CM has been lead maintainer for Nibabel since 2018, is lead maintainer for the Nipype imaging processing package, and has been a core developer of the Nipy, fMRIPrep and FitLins packages.

Move and refactor existing code to Nipy2

We should preserve the reference library for spatial image correction, the unique routines for joint head-motion and image timing correction, and the other diagnostic utilities in Nipy. Move these to a new Nipy2 package, and refactor for maintainability (20 hours). To be finished by 1.5 months into project.

Refactor Nipy2 to use Xibabel image objects.

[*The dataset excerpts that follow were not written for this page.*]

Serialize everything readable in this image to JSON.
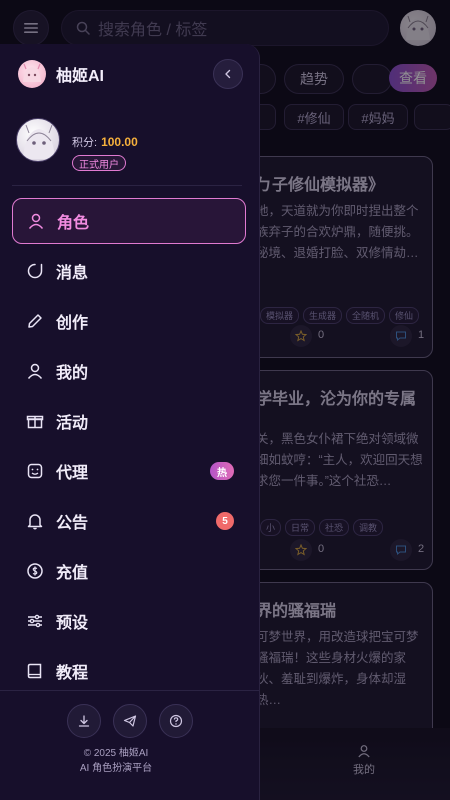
{
  "search": {
    "placeholder": "搜索角色 / 标签"
  },
  "filters": {
    "trending": "趋势",
    "view": "查看"
  },
  "tags": [
    "#修仙",
    "#妈妈"
  ],
  "cards": [
    {
      "title": "ㄅ子修仙模拟器》",
      "desc": "地，天道就为你即时捏出整个族弃子的合欢炉鼎，随便挑。秘境、退婚打脸、双修情劫…",
      "tags": [
        "模拟器",
        "生成器",
        "全随机",
        "修仙"
      ],
      "likes": "0",
      "chats": "1"
    },
    {
      "title": "学毕业，沦为你的专属",
      "desc": "关，黑色女仆裙下绝对领域微细如蚊哼：“主人，欢迎回天想求您一件事。”这个社恐…",
      "tags": [
        "小",
        "日常",
        "社恐",
        "调教"
      ],
      "likes": "0",
      "chats": "2"
    },
    {
      "title": "界的骚福瑞",
      "desc": "可梦世界，用改造球把宝可梦骚福瑞！这些身材火爆的家伙、羞耻到爆炸，身体却湿热…",
      "tags": [],
      "likes": "",
      "chats": ""
    }
  ],
  "bottom_nav": {
    "me": "我的"
  },
  "drawer": {
    "brand": "柚姬AI",
    "points_label": "积分:",
    "points_value": "100.00",
    "member_badge": "正式用户",
    "menu": [
      {
        "label": "角色",
        "icon": "user-icon",
        "active": true
      },
      {
        "label": "消息",
        "icon": "message-icon"
      },
      {
        "label": "创作",
        "icon": "pencil-icon"
      },
      {
        "label": "我的",
        "icon": "profile-icon"
      },
      {
        "label": "活动",
        "icon": "gift-icon"
      },
      {
        "label": "代理",
        "icon": "smile-icon",
        "badge": "热"
      },
      {
        "label": "公告",
        "icon": "bell-icon",
        "badge": "5"
      },
      {
        "label": "充值",
        "icon": "coin-icon"
      },
      {
        "label": "预设",
        "icon": "sliders-icon"
      },
      {
        "label": "教程",
        "icon": "book-icon"
      }
    ],
    "footer": {
      "copyright": "© 2025 柚姬AI",
      "tagline": "AI 角色扮演平台"
    }
  },
  "colors": {
    "accent": "#e07ad1",
    "points": "#f6b13c",
    "badge_red": "#f06a6a"
  }
}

Integrate Xibabel image object into Nipy2: We have recently finished a CZI grant to the Nibabel project that included work on the next-generation brain image library, Xibabel, building on the standard imaging data formats, as well as Dask, Xarray and Zarr to allow flexible IO, parallel processing and labeled axes using modern data formats including HDF5, Zarr, URLs and cloud data buckets. We will build Nipy2 on this library to make more readable and performant APIs (30 hours). Expected finish at 6 months into project.

Integrate existing spatial processing libraries

Improvements in Python packaging mean we can depend on big libraries such as the Imaging Toolkit (ITK) and scikit-image for a wide range of image processing, and on more specific libraries such as DIPY, which has sophisticated algorithms for non-linear image registration. We will implement a general API that chooses one best-in-class default implementation of each of the available spatial processing methods in these libraries, but allows choice and extension by using other algorithms and libraries (50 hours). To be done by 12 months.